L’hiver est toujours une saison propice aux virus en tous genres, mais encore plus pour la grippe, le Covid-19 ou la bronchiolite chez les plus petits. Contagieuse et virale, la grippe touche en moyenne 2,5 millions de personnes en France chaque année. Et depuis début décembre, elle gagne du terrain dans toutes les classes d’âge. Alors, pour éviter de se rendre absolument chez le médecin dès le moindre nez qui coule, maux de gorge ou maux de tête, un nouvel autotest vient de voir le jour, a appris BFMTV.
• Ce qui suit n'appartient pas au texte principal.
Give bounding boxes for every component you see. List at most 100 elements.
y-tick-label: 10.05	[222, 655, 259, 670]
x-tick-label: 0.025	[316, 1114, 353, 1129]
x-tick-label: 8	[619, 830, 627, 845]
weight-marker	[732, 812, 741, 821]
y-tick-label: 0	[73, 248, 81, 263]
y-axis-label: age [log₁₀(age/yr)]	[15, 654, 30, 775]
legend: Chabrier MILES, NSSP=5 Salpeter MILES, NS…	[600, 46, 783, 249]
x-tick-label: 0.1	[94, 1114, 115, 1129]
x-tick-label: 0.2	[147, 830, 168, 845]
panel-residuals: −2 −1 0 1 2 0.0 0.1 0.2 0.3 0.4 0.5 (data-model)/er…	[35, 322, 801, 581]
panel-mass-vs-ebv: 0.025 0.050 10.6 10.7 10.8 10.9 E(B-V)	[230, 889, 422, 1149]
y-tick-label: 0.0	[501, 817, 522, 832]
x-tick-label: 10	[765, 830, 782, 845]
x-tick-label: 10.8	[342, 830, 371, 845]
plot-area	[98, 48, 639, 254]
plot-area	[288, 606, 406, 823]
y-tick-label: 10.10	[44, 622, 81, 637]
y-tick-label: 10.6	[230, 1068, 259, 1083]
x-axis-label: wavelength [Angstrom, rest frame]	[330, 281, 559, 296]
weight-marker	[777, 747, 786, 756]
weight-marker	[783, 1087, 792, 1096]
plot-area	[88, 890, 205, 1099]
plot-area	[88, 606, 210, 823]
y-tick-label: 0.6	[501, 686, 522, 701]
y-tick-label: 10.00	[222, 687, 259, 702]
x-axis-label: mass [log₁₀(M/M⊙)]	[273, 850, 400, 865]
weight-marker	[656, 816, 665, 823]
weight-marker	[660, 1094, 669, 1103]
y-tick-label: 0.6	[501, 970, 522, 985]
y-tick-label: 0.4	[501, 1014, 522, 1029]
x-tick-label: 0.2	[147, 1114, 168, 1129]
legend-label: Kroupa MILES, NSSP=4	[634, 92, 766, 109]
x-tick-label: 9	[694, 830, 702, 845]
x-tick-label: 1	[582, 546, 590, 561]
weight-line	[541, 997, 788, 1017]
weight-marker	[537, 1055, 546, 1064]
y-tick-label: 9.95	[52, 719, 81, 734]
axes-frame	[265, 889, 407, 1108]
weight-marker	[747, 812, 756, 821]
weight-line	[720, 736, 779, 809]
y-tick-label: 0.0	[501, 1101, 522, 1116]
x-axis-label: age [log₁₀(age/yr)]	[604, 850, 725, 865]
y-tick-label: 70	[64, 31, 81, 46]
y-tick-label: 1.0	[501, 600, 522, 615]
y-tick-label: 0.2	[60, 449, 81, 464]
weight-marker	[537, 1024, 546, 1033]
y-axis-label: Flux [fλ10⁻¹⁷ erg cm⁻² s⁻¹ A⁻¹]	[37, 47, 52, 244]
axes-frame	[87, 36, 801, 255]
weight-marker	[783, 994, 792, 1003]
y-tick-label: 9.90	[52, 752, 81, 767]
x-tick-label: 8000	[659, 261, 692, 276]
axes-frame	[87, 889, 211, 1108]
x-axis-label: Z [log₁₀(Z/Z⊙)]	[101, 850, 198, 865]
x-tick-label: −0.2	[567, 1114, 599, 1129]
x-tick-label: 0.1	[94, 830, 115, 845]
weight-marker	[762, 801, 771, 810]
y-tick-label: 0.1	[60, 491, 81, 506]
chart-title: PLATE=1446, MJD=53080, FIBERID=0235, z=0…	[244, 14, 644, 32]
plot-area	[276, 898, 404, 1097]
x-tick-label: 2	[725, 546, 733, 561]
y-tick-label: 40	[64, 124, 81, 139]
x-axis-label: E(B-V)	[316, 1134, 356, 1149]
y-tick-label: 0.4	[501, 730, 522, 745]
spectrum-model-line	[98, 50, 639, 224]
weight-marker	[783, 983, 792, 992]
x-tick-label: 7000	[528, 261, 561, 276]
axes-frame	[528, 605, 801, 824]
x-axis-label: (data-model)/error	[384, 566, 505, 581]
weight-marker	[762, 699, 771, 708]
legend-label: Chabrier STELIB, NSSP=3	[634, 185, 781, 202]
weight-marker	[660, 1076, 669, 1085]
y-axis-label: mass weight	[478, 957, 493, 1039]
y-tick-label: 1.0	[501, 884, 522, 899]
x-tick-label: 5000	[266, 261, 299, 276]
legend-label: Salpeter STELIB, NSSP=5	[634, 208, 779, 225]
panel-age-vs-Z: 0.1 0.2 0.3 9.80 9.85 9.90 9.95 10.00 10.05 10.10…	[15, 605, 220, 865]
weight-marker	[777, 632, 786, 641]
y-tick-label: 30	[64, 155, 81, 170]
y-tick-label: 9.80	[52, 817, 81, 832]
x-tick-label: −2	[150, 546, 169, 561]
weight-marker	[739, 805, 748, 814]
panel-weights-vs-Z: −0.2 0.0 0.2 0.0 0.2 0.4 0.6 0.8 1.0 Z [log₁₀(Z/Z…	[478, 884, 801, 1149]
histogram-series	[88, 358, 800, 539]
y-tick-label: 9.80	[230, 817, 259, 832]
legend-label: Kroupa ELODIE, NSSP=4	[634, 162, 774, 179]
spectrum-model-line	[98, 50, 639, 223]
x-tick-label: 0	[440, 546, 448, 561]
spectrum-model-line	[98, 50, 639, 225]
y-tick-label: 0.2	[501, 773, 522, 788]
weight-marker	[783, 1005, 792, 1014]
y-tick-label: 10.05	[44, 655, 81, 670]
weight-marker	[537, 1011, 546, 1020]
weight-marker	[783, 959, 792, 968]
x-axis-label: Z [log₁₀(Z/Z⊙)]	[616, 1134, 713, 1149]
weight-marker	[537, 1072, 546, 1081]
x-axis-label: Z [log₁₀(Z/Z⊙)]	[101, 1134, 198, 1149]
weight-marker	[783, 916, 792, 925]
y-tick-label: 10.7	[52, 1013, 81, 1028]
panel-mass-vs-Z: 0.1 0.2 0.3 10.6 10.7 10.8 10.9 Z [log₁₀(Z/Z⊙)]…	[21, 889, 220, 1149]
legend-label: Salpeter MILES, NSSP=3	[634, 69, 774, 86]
Il vient d’arriver en pharmacie ce lundi 15 décembre et permet de détecter aussi bien le Covid-19 que la grippe. Pour cela, il suffit d’effectuer un prélèvement nasal dans chaque narine à l’aide de l’écouvillon fourni. Si deux traits apparaissent sur la bandelette bleue, vous êtes positif au Covid-19. En revanche, si les deux traits sont sur la bandelette verte, vous avez la grippe. En quelques minutes, les résultats tombent.
Encourager la prise en charge par soi-même
Etant donné la similarité des symptômes, cela permet de savoir de quoi on souffre : «Ça permet une meilleure prise en charge, pas forcément par les médecins. Tous les professionnels de santé peuvent agir», explique Matthieu Saulnier, pharmacien interrogé par BFMTV. Face à une vague d’épidémie de grippe, où tous les départements sont en rouge, l’autotest doit permettre de désengorger les services de santé. A ce stade, 25 000 autotests doivent être livrés dans les pharmacies.
Interrogé par nos confrères, le chef du service des maladies infectieuses du CHU d'Orléans, le Dr Thierry Peazuck, souligne qu’avec ces autotests, «on va moins aux urgences puisqu'on sait qu'on a une grippe qui va normalement, si on n’a pas de facteurs de gravité, de comorbidité, être quelque chose qui va durer trois ou quatre jours». En outre, ce type de produit doit permettre d’encourager «la pratique et la prise en charge des patients par eux-mêmes».
La campagne de vaccination lancée dès octobre
La campagne de vaccination contre la grippe a été lancée mi-octobre et cible principalement les personnes âgées de 65 ans et plus, ceux à risque de forme grave, les femmes enceintes, les résidents en Ehpad et en unité de soins de longue durée (USLD) ainsi que ceux vivant dans l’entourage ou en contacts réguliers avec des personnes immunodéprimées ou vulnérables aux formes graves de l’infection. Le vaccin est pris en charge à 100% par l’Assurance maladie et remis sur présentation du bon de prise en charge et de leur carte Vitale. Début décembre, dans le cadre du PLFSS, les députés ont adopté la vaccination obligatoire des résidents d'Ehpad et des soignants exerçant à titre libéral, et ce «pendant la période épidémique».